Лечение от любви и другие психотерапевтические новеллы - Ирвин Ялом
Шрифт:
Интервал:
Закладка:
– Вы можете мне рассказать, что вы обсуждали?
– Боже, я не знаю, мы просто болтали.
– О прошлом? О настоящем?
– Знаете, это звучит по-идиотски, но я не помню!
– Вы можете вспомнить хоть что-нибудь? – На моем месте многие терапевты проинтерпретировали бы ее слова как отталкивание меня. Наверное, мне следовало бы подождать, но я не мог. Мне было безумно любопытно! Тельма вообще не имела привычки думать о том, что у меня тоже могут быть какие-то желания.
– Поверьте, я не пытаюсь ничего скрыть. Я просто не могу вспомнить. Я была слишком взволнована. О, да, он рассказал мне, что был женат, развелся и что у него было много хлопот с разводом.

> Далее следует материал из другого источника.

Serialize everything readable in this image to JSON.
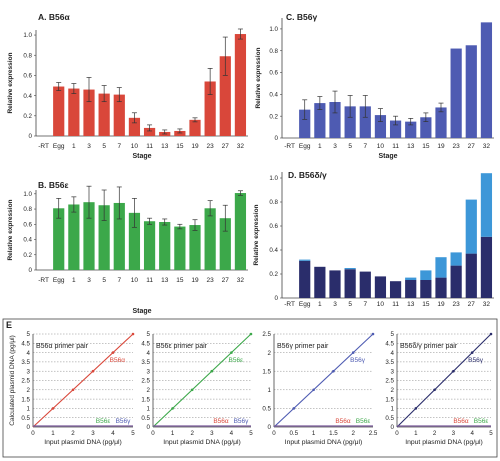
{
  "colors": {
    "red": "#d9473a",
    "blue": "#4e5bb2",
    "green": "#3ca84a",
    "navy": "#2a2d6b",
    "lightblue": "#3d97d8",
    "err": "#333333",
    "grid": "#888888"
  },
  "chart_data": [
    {
      "id": "A",
      "type": "bar",
      "title": "A. B56α",
      "ylabel": "Relative expression",
      "xlabel": "Stage",
      "categories": [
        "-RT",
        "Egg",
        "1",
        "3",
        "5",
        "7",
        "10",
        "11",
        "13",
        "15",
        "19",
        "23",
        "27",
        "32"
      ],
      "values": [
        0,
        0.49,
        0.47,
        0.46,
        0.42,
        0.41,
        0.18,
        0.08,
        0.04,
        0.05,
        0.16,
        0.54,
        0.79,
        1.01
      ],
      "errors": [
        0,
        0.04,
        0.05,
        0.12,
        0.08,
        0.07,
        0.05,
        0.03,
        0.02,
        0.02,
        0.02,
        0.13,
        0.19,
        0.05
      ],
      "yticks": [
        "0",
        "0.2",
        "0.4",
        "0.6",
        "0.8",
        "1.0"
      ],
      "ylim": [
        0,
        1.05
      ]
    },
    {
      "id": "C",
      "type": "bar",
      "title": "C. B56γ",
      "ylabel": "Relative expression",
      "xlabel": "Stage",
      "categories": [
        "-RT",
        "Egg",
        "1",
        "3",
        "5",
        "7",
        "10",
        "11",
        "13",
        "15",
        "19",
        "23",
        "27",
        "32"
      ],
      "values": [
        0,
        0.26,
        0.32,
        0.33,
        0.29,
        0.29,
        0.21,
        0.16,
        0.15,
        0.19,
        0.28,
        0.82,
        0.85,
        1.06
      ],
      "errors": [
        0,
        0.09,
        0.06,
        0.1,
        0.1,
        0.1,
        0.06,
        0.04,
        0.03,
        0.04,
        0.04,
        0.0,
        0.0,
        0.0
      ],
      "yticks": [
        "0",
        "0.2",
        "0.4",
        "0.6",
        "0.8",
        "1.0"
      ],
      "ylim": [
        0,
        1.1
      ]
    },
    {
      "id": "B",
      "type": "bar",
      "title": "B. B56ε",
      "ylabel": "Relative expression",
      "xlabel": "Stage",
      "categories": [
        "-RT",
        "Egg",
        "1",
        "3",
        "5",
        "7",
        "10",
        "11",
        "13",
        "15",
        "19",
        "23",
        "27",
        "32"
      ],
      "values": [
        0,
        0.81,
        0.86,
        0.89,
        0.85,
        0.88,
        0.75,
        0.64,
        0.63,
        0.57,
        0.59,
        0.81,
        0.68,
        1.01
      ],
      "errors": [
        0,
        0.13,
        0.1,
        0.21,
        0.2,
        0.21,
        0.19,
        0.04,
        0.04,
        0.03,
        0.07,
        0.1,
        0.17,
        0.03
      ],
      "yticks": [
        "0",
        "0.2",
        "0.4",
        "0.6",
        "0.8",
        "1.0"
      ],
      "ylim": [
        0,
        1.05
      ]
    },
    {
      "id": "D",
      "type": "bar",
      "title": "D. B56δ/γ",
      "ylabel": "Relative expression",
      "categories": [
        "-RT",
        "Egg",
        "1",
        "3",
        "5",
        "7",
        "10",
        "11",
        "13",
        "15",
        "19",
        "23",
        "27",
        "32"
      ],
      "series": [
        {
          "values": [
            0,
            0.31,
            0.26,
            0.23,
            0.24,
            0.22,
            0.18,
            0.14,
            0.15,
            0.15,
            0.17,
            0.27,
            0.37,
            0.51
          ]
        },
        {
          "values": [
            0,
            0.01,
            0.0,
            0.0,
            0.01,
            0.0,
            0.0,
            0.0,
            0.02,
            0.08,
            0.17,
            0.11,
            0.45,
            0.53
          ]
        }
      ],
      "yticks": [
        "0",
        "0.2",
        "0.4",
        "0.6",
        "0.8",
        "1.0"
      ],
      "ylim": [
        0,
        1.05
      ]
    },
    {
      "id": "E1",
      "type": "line",
      "title": "B56α primer pair",
      "label_main": "B56α",
      "label_others": [
        "B56ε",
        "B56γ"
      ],
      "xlabel": "Input plasmid DNA (pg/μl)",
      "ylabel": "Calculated plasmid DNA (pg/μl)",
      "xticks": [
        "0",
        "1",
        "2",
        "3",
        "4",
        "5"
      ],
      "yticks": [
        "0",
        "0.5",
        "1",
        "1.5",
        "2",
        "2.5",
        "3",
        "3.5",
        "4",
        "4.5",
        "5"
      ],
      "xlim": [
        0,
        5
      ],
      "ylim": [
        0,
        5
      ],
      "main_line": {
        "x": [
          0,
          5
        ],
        "y": [
          0,
          5
        ]
      }
    },
    {
      "id": "E2",
      "type": "line",
      "title": "B56ε primer pair",
      "label_main": "B56ε",
      "label_others": [
        "B56α",
        "B56γ"
      ],
      "xlabel": "Input plasmid DNA (pg/μl)",
      "xticks": [
        "0",
        "1",
        "2",
        "3",
        "4",
        "5"
      ],
      "yticks": [
        "0",
        "0.5",
        "1",
        "1.5",
        "2",
        "2.5",
        "3",
        "3.5",
        "4",
        "4.5",
        "5"
      ],
      "xlim": [
        0,
        5
      ],
      "ylim": [
        0,
        5
      ],
      "main_line": {
        "x": [
          0,
          5
        ],
        "y": [
          0,
          5
        ]
      }
    },
    {
      "id": "E3",
      "type": "line",
      "title": "B56γ primer pair",
      "label_main": "B56γ",
      "label_others": [
        "B56α",
        "B56ε"
      ],
      "xlabel": "Input plasmid DNA (pg/μl)",
      "xticks": [
        "0",
        "0.5",
        "1",
        "1.5",
        "2",
        "2.5"
      ],
      "yticks": [
        "0",
        "0.5",
        "1",
        "1.5",
        "2",
        "2.5"
      ],
      "xlim": [
        0,
        2.5
      ],
      "ylim": [
        0,
        2.5
      ],
      "main_line": {
        "x": [
          0,
          2.5
        ],
        "y": [
          0,
          2.5
        ]
      }
    },
    {
      "id": "E4",
      "type": "line",
      "title": "B56δ/γ primer pair",
      "label_main": "B56γ",
      "label_others": [
        "B56α",
        "B56ε"
      ],
      "xlabel": "Input plasmid DNA (pg/μl)",
      "xticks": [
        "0",
        "1",
        "2",
        "3",
        "4",
        "5"
      ],
      "yticks": [
        "0",
        "0.5",
        "1",
        "1.5",
        "2",
        "2.5",
        "3",
        "3.5",
        "4",
        "4.5",
        "5"
      ],
      "xlim": [
        0,
        5
      ],
      "ylim": [
        0,
        5
      ],
      "main_line": {
        "x": [
          0,
          5
        ],
        "y": [
          0,
          5
        ]
      }
    }
  ],
  "panel_e_label": "E"
}
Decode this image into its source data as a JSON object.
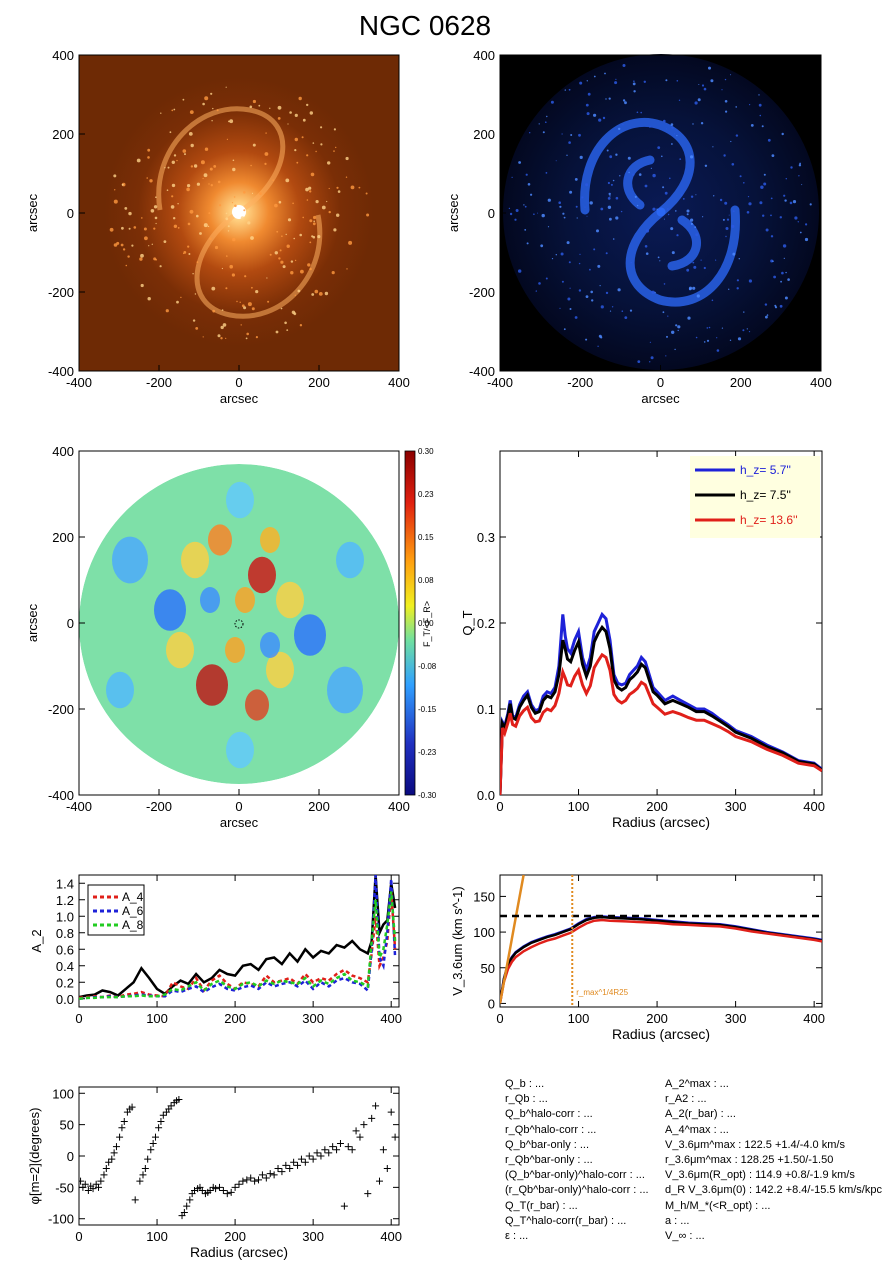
{
  "title": "NGC 0628",
  "colors": {
    "blue": "#1e22d8",
    "black": "#000000",
    "red": "#e0201a",
    "green": "#22cc22",
    "orange": "#e08a20",
    "cream": "#ffffe0"
  },
  "images": [
    {
      "name": "3.6um-image",
      "xlabel": "arcsec",
      "ylabel": "arcsec",
      "xticks": [
        "-400",
        "-200",
        "0",
        "200",
        "400"
      ],
      "yticks": [
        "400",
        "200",
        "0",
        "-200",
        "-400"
      ]
    },
    {
      "name": "residual-image",
      "xlabel": "arcsec",
      "ylabel": "arcsec",
      "xticks": [
        "-400",
        "-200",
        "0",
        "200",
        "400"
      ],
      "yticks": [
        "400",
        "200",
        "0",
        "-200",
        "-400"
      ]
    },
    {
      "name": "force-map",
      "xlabel": "arcsec",
      "ylabel": "arcsec",
      "xticks": [
        "-400",
        "-200",
        "0",
        "200",
        "400"
      ],
      "yticks": [
        "400",
        "200",
        "0",
        "-200",
        "-400"
      ],
      "colorbar_label": "F_T/<F_R>",
      "colorbar_ticks": [
        "0.30",
        "0.23",
        "0.15",
        "0.08",
        "0.00",
        "-0.08",
        "-0.15",
        "-0.23",
        "-0.30"
      ]
    }
  ],
  "chart_data": [
    {
      "type": "line",
      "panel": "QT-profile",
      "xlabel": "Radius (arcsec)",
      "ylabel": "Q_T",
      "xlim": [
        0,
        410
      ],
      "ylim": [
        0,
        0.4
      ],
      "xticks": [
        "0",
        "100",
        "200",
        "300",
        "400"
      ],
      "yticks": [
        "0.0",
        "0.1",
        "0.2",
        "0.3"
      ],
      "legend": {
        "placement": "top-right",
        "entries": [
          {
            "label": "h_z=  5.7''",
            "color": "#1e22d8"
          },
          {
            "label": "h_z=  7.5''",
            "color": "#000000"
          },
          {
            "label": "h_z= 13.6''",
            "color": "#e0201a"
          }
        ]
      },
      "x": [
        0,
        3,
        6,
        10,
        13,
        16,
        20,
        25,
        30,
        35,
        40,
        45,
        50,
        55,
        60,
        65,
        70,
        75,
        80,
        83,
        86,
        90,
        95,
        100,
        105,
        110,
        115,
        120,
        125,
        130,
        135,
        140,
        145,
        150,
        155,
        160,
        165,
        170,
        175,
        180,
        185,
        190,
        195,
        200,
        210,
        220,
        230,
        240,
        250,
        260,
        270,
        280,
        290,
        300,
        320,
        340,
        360,
        380,
        400,
        410
      ],
      "series": [
        {
          "name": "h_z=  5.7''",
          "color": "#1e22d8",
          "values": [
            0.0,
            0.085,
            0.08,
            0.095,
            0.11,
            0.092,
            0.09,
            0.105,
            0.115,
            0.12,
            0.105,
            0.098,
            0.1,
            0.115,
            0.12,
            0.118,
            0.125,
            0.15,
            0.21,
            0.185,
            0.17,
            0.165,
            0.18,
            0.19,
            0.16,
            0.145,
            0.16,
            0.19,
            0.2,
            0.21,
            0.205,
            0.18,
            0.14,
            0.13,
            0.128,
            0.13,
            0.14,
            0.145,
            0.15,
            0.16,
            0.155,
            0.14,
            0.125,
            0.12,
            0.11,
            0.115,
            0.11,
            0.105,
            0.1,
            0.1,
            0.095,
            0.088,
            0.082,
            0.075,
            0.068,
            0.058,
            0.05,
            0.04,
            0.037,
            0.03
          ]
        },
        {
          "name": "h_z=  7.5''",
          "color": "#000000",
          "values": [
            0.0,
            0.083,
            0.078,
            0.092,
            0.106,
            0.09,
            0.088,
            0.102,
            0.11,
            0.116,
            0.102,
            0.095,
            0.097,
            0.11,
            0.115,
            0.113,
            0.12,
            0.14,
            0.18,
            0.17,
            0.158,
            0.155,
            0.168,
            0.178,
            0.152,
            0.138,
            0.15,
            0.178,
            0.188,
            0.195,
            0.19,
            0.17,
            0.134,
            0.125,
            0.122,
            0.125,
            0.134,
            0.138,
            0.143,
            0.152,
            0.148,
            0.134,
            0.12,
            0.116,
            0.106,
            0.11,
            0.106,
            0.102,
            0.097,
            0.097,
            0.092,
            0.086,
            0.08,
            0.073,
            0.066,
            0.056,
            0.049,
            0.039,
            0.036,
            0.029
          ]
        },
        {
          "name": "h_z= 13.6''",
          "color": "#e0201a",
          "values": [
            0.0,
            0.078,
            0.072,
            0.084,
            0.095,
            0.082,
            0.08,
            0.092,
            0.098,
            0.102,
            0.09,
            0.085,
            0.086,
            0.096,
            0.1,
            0.098,
            0.104,
            0.118,
            0.143,
            0.136,
            0.128,
            0.127,
            0.138,
            0.145,
            0.128,
            0.118,
            0.127,
            0.148,
            0.156,
            0.163,
            0.16,
            0.145,
            0.117,
            0.11,
            0.107,
            0.11,
            0.117,
            0.12,
            0.124,
            0.131,
            0.128,
            0.117,
            0.106,
            0.102,
            0.094,
            0.097,
            0.094,
            0.09,
            0.087,
            0.087,
            0.083,
            0.079,
            0.074,
            0.068,
            0.062,
            0.053,
            0.046,
            0.037,
            0.034,
            0.028
          ]
        }
      ]
    },
    {
      "type": "line",
      "panel": "Am-profile",
      "xlabel": "",
      "ylabel": "A_2",
      "xlim": [
        0,
        410
      ],
      "ylim": [
        -0.1,
        1.5
      ],
      "xticks": [
        "0",
        "100",
        "200",
        "300",
        "400"
      ],
      "yticks": [
        "0.0",
        "0.2",
        "0.4",
        "0.6",
        "0.8",
        "1.0",
        "1.2",
        "1.4"
      ],
      "legend": {
        "placement": "top-left",
        "entries": [
          {
            "label": "A_4",
            "color": "#e0201a"
          },
          {
            "label": "A_6",
            "color": "#1e22d8"
          },
          {
            "label": "A_8",
            "color": "#22cc22"
          }
        ]
      },
      "x": [
        0,
        10,
        20,
        30,
        40,
        50,
        60,
        70,
        80,
        90,
        100,
        110,
        120,
        130,
        140,
        150,
        160,
        170,
        180,
        190,
        200,
        210,
        220,
        230,
        240,
        250,
        260,
        270,
        280,
        290,
        300,
        310,
        320,
        330,
        340,
        350,
        360,
        370,
        375,
        380,
        385,
        390,
        395,
        400,
        405
      ],
      "series": [
        {
          "name": "A_2",
          "color": "#000000",
          "values": [
            0.02,
            0.04,
            0.05,
            0.1,
            0.08,
            0.04,
            0.12,
            0.2,
            0.37,
            0.25,
            0.12,
            0.06,
            0.15,
            0.22,
            0.18,
            0.3,
            0.2,
            0.25,
            0.35,
            0.3,
            0.28,
            0.4,
            0.42,
            0.35,
            0.48,
            0.5,
            0.42,
            0.55,
            0.45,
            0.6,
            0.5,
            0.58,
            0.55,
            0.65,
            0.62,
            0.7,
            0.6,
            0.55,
            0.7,
            1.5,
            0.8,
            0.9,
            0.95,
            1.4,
            1.1
          ]
        },
        {
          "name": "A_4",
          "color": "#e0201a",
          "values": [
            0.01,
            0.02,
            0.03,
            0.02,
            0.04,
            0.02,
            0.05,
            0.06,
            0.08,
            0.05,
            0.04,
            0.03,
            0.2,
            0.15,
            0.12,
            0.25,
            0.1,
            0.22,
            0.28,
            0.18,
            0.12,
            0.2,
            0.18,
            0.15,
            0.28,
            0.2,
            0.22,
            0.25,
            0.18,
            0.3,
            0.2,
            0.25,
            0.22,
            0.3,
            0.35,
            0.28,
            0.25,
            0.2,
            0.55,
            1.0,
            0.4,
            0.5,
            0.7,
            1.3,
            0.6
          ]
        },
        {
          "name": "A_6",
          "color": "#1e22d8",
          "values": [
            0.0,
            0.01,
            0.02,
            0.02,
            0.03,
            0.02,
            0.03,
            0.04,
            0.05,
            0.04,
            0.03,
            0.03,
            0.1,
            0.08,
            0.12,
            0.15,
            0.08,
            0.14,
            0.18,
            0.12,
            0.1,
            0.14,
            0.16,
            0.12,
            0.2,
            0.15,
            0.18,
            0.2,
            0.15,
            0.22,
            0.12,
            0.2,
            0.15,
            0.22,
            0.25,
            0.2,
            0.18,
            0.1,
            0.6,
            1.5,
            0.5,
            0.4,
            0.8,
            1.45,
            0.5
          ]
        },
        {
          "name": "A_8",
          "color": "#22cc22",
          "values": [
            0.0,
            0.01,
            0.01,
            0.02,
            0.02,
            0.02,
            0.03,
            0.03,
            0.04,
            0.03,
            0.03,
            0.05,
            0.12,
            0.1,
            0.15,
            0.2,
            0.1,
            0.18,
            0.22,
            0.15,
            0.12,
            0.18,
            0.2,
            0.15,
            0.22,
            0.18,
            0.22,
            0.2,
            0.18,
            0.25,
            0.15,
            0.22,
            0.18,
            0.25,
            0.3,
            0.22,
            0.2,
            0.15,
            0.7,
            1.2,
            0.5,
            0.6,
            0.9,
            1.3,
            0.7
          ]
        }
      ]
    },
    {
      "type": "line",
      "panel": "rotation-curve",
      "xlabel": "Radius (arcsec)",
      "ylabel": "V_3.6um (km s^-1)",
      "xlim": [
        0,
        410
      ],
      "ylim": [
        -5,
        180
      ],
      "xticks": [
        "0",
        "100",
        "200",
        "300",
        "400"
      ],
      "yticks": [
        "0",
        "50",
        "100",
        "150"
      ],
      "vmax": 122.5,
      "r_marker": {
        "x": 92,
        "label": "r_max^1/4R25"
      },
      "x": [
        0,
        5,
        10,
        15,
        20,
        30,
        40,
        50,
        60,
        70,
        80,
        90,
        100,
        110,
        120,
        130,
        140,
        160,
        180,
        200,
        220,
        240,
        260,
        280,
        300,
        320,
        340,
        360,
        380,
        400,
        410
      ],
      "series": [
        {
          "name": "h_z=  5.7''",
          "color": "#1e22d8",
          "values": [
            0,
            35,
            55,
            65,
            72,
            80,
            86,
            90,
            94,
            97,
            101,
            105,
            112,
            118,
            121,
            122,
            121,
            120,
            119,
            117,
            115,
            113,
            112,
            111,
            108,
            104,
            100,
            97,
            94,
            91,
            89
          ]
        },
        {
          "name": "h_z=  7.5''",
          "color": "#000000",
          "values": [
            0,
            34,
            54,
            64,
            71,
            79,
            85,
            89,
            93,
            96,
            100,
            104,
            111,
            117,
            120,
            121,
            120,
            119,
            118,
            116,
            114,
            112,
            111,
            110,
            107,
            103,
            99,
            96,
            93,
            90,
            88
          ]
        },
        {
          "name": "h_z= 13.6''",
          "color": "#e0201a",
          "values": [
            0,
            30,
            48,
            58,
            65,
            73,
            79,
            84,
            88,
            91,
            95,
            99,
            106,
            112,
            116,
            117,
            116,
            115,
            114,
            113,
            111,
            110,
            109,
            108,
            105,
            101,
            98,
            95,
            92,
            89,
            87
          ]
        },
        {
          "name": "",
          "color": "#e08a20",
          "values": [
            0,
            30,
            60,
            90,
            120,
            180,
            null,
            null,
            null,
            null,
            null,
            null,
            null,
            null,
            null,
            null,
            null,
            null,
            null,
            null,
            null,
            null,
            null,
            null,
            null,
            null,
            null,
            null,
            null,
            null,
            null
          ]
        }
      ]
    },
    {
      "type": "scatter",
      "panel": "phase-profile",
      "xlabel": "Radius (arcsec)",
      "ylabel": "φ[m=2](degrees)",
      "xlim": [
        0,
        410
      ],
      "ylim": [
        -110,
        110
      ],
      "xticks": [
        "0",
        "100",
        "200",
        "300",
        "400"
      ],
      "yticks": [
        "-100",
        "-50",
        "0",
        "50",
        "100"
      ],
      "x": [
        2,
        5,
        8,
        12,
        15,
        18,
        22,
        25,
        28,
        32,
        35,
        38,
        42,
        45,
        48,
        52,
        55,
        58,
        62,
        65,
        68,
        72,
        78,
        82,
        85,
        88,
        92,
        95,
        98,
        102,
        105,
        108,
        112,
        115,
        118,
        122,
        125,
        128,
        132,
        135,
        138,
        142,
        145,
        148,
        152,
        155,
        158,
        162,
        165,
        168,
        172,
        175,
        180,
        185,
        190,
        195,
        200,
        205,
        210,
        215,
        220,
        225,
        230,
        235,
        240,
        245,
        250,
        255,
        260,
        265,
        270,
        275,
        280,
        285,
        290,
        295,
        300,
        305,
        310,
        315,
        320,
        325,
        330,
        335,
        340,
        345,
        350,
        355,
        360,
        365,
        370,
        375,
        380,
        385,
        390,
        395,
        400,
        405
      ],
      "y": [
        -40,
        -50,
        -45,
        -55,
        -48,
        -52,
        -45,
        -50,
        -40,
        -30,
        -20,
        -10,
        -5,
        5,
        15,
        30,
        45,
        55,
        70,
        75,
        78,
        -70,
        -40,
        -30,
        -20,
        -5,
        10,
        20,
        30,
        45,
        55,
        65,
        70,
        75,
        80,
        85,
        88,
        90,
        -95,
        -90,
        -80,
        -70,
        -60,
        -55,
        -52,
        -50,
        -55,
        -60,
        -58,
        -55,
        -50,
        -52,
        -50,
        -55,
        -60,
        -58,
        -50,
        -45,
        -40,
        -38,
        -35,
        -40,
        -38,
        -30,
        -35,
        -28,
        -30,
        -20,
        -25,
        -15,
        -20,
        -10,
        -15,
        -5,
        -10,
        0,
        -5,
        5,
        0,
        10,
        5,
        15,
        10,
        20,
        -80,
        15,
        10,
        40,
        30,
        50,
        -60,
        60,
        80,
        -40,
        10,
        -20,
        70,
        30
      ]
    }
  ],
  "params": {
    "left": [
      "Q_b : ...",
      "r_Qb : ...",
      "Q_b^halo-corr : ...",
      "r_Qb^halo-corr : ...",
      "Q_b^bar-only : ...",
      "r_Qb^bar-only : ...",
      "(Q_b^bar-only)^halo-corr : ...",
      "(r_Qb^bar-only)^halo-corr : ...",
      "Q_T(r_bar) : ...",
      "Q_T^halo-corr(r_bar) : ...",
      "ε : ..."
    ],
    "right": [
      "A_2^max : ...",
      "r_A2 : ...",
      "A_2(r_bar) : ...",
      "A_4^max : ...",
      "V_3.6μm^max : 122.5 +1.4/-4.0 km/s",
      "r_3.6μm^max : 128.25 +1.50/-1.50",
      "V_3.6μm(R_opt) : 114.9 +0.8/-1.9 km/s",
      "d_R V_3.6μm(0) : 142.2 +8.4/-15.5 km/s/kpc",
      "M_h/M_*(<R_opt) : ...",
      "a : ...",
      "V_∞ : ..."
    ]
  }
}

– Но, главное – он готов прийти на нашу встречу. Знаете, забавно, но он даже проявил нетерпение – как будто это я его избегала. Я попросила его прийти в Ваш офис в мой обычный час на следующей неделе, но он попросил сделать это раньше. Раз уж мы решили так сделать, он хочет, чтобы это произошло как можно скорее. Полагаю, я чувствую то же самое.
Я предложил назначить встречу через два дня, и Тельма сказала, что сообщит Мэтью. Вслед за этим мы еще раз проанализировали ее телефонный разговор и составили план следующей встречи. Тельма так и не вспомнила всех деталей своего разговора, но она, по крайней мере, вспомнила, о чем они не говорили.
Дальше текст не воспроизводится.